Revoir des tableaux d'Elstir
Série Rêve de Japon - Extrait de À la recherche du temps perdu, tome 3 : Le Côté de Guermantes
Amoureux de la duchesse de Guermantes, le jeune narrateur cherche à tout prix à être reçu chez elle. À cette fin, il demande de façon alambiquée à son ami Robert de Saint-Loup — qui n’est autre que le neveu de la duchesse — d’intercéder en sa faveur sous le motif qu’il voudrait admirer les tableaux d’Elstir qu’elle possède chez elle. Ce n’est en réalité qu’un demi prétexte car il s’agit de son peintre préféré :
Je cherchai pendant tout le dîner un prétexte qui permît à Saint-Loup de demander à sa tante de me recevoir sans attendre qu'il vînt à Paris. Or, ce prétexte me fut fourni par le désir que j'avais de revoir des tableaux d'Elstir, le grand peintre que Saint-Loup et moi nous avions connu à Balbec. Prétexte où il y avait d'ailleurs quelque vérité car si, dans mes visites à Elstir, j'avais demandé à sa peinture de me conduire à la compréhension et à l'amour de choses meilleures qu'elle-même, un dégel véritable, une authentique place de province, de vivantes femmes sur la plage […], maintenant au contraire, c'était l'originalité, la séduction de ces peintures qui excitaient mon désir, et ce que je voulais surtout voir, c'était d'autres tableaux d'Elstir.

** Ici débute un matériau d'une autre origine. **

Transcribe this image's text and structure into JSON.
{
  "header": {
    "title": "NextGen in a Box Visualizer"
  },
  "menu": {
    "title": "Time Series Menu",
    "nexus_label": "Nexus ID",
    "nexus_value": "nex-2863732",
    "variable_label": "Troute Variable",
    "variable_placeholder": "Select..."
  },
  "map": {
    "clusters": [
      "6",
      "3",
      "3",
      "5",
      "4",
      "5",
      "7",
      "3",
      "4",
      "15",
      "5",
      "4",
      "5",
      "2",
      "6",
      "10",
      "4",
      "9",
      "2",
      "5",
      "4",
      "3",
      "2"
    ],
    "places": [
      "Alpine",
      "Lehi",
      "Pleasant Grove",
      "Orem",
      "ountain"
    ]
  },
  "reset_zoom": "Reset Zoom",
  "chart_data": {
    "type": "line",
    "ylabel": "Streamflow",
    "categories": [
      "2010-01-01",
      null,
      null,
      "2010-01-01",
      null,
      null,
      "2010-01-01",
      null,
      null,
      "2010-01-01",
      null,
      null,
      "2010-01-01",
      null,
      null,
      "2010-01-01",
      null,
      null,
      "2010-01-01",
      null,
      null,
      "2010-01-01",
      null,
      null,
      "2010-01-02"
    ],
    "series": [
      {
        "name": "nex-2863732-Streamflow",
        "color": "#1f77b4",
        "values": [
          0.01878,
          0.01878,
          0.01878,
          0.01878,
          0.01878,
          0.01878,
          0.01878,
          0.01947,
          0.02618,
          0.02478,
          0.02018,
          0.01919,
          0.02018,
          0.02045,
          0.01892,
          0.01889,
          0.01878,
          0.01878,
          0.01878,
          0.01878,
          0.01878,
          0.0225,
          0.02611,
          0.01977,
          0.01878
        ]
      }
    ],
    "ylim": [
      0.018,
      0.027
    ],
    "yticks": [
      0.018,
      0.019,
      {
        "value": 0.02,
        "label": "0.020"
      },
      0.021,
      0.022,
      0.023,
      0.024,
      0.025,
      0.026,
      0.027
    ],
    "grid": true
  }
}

Il me semblait d'ailleurs que ses moindres tableaux, à lui, étaient quelque chose d'autre que les chefs-d'œuvre de peintres même plus grands. Son œuvre était comme un royaume clos, aux frontières infranchissables […] Collectionnant avidement les rares revues où on avait publié des études sur lui, j'y avais appris que ce n'était que récemment qu'il avait commencé à peindre des paysages et des natures mortes, mais qu'il avait commencé par des tableaux mythologiques […], puis avait été longtemps impressionné par l'art japonais.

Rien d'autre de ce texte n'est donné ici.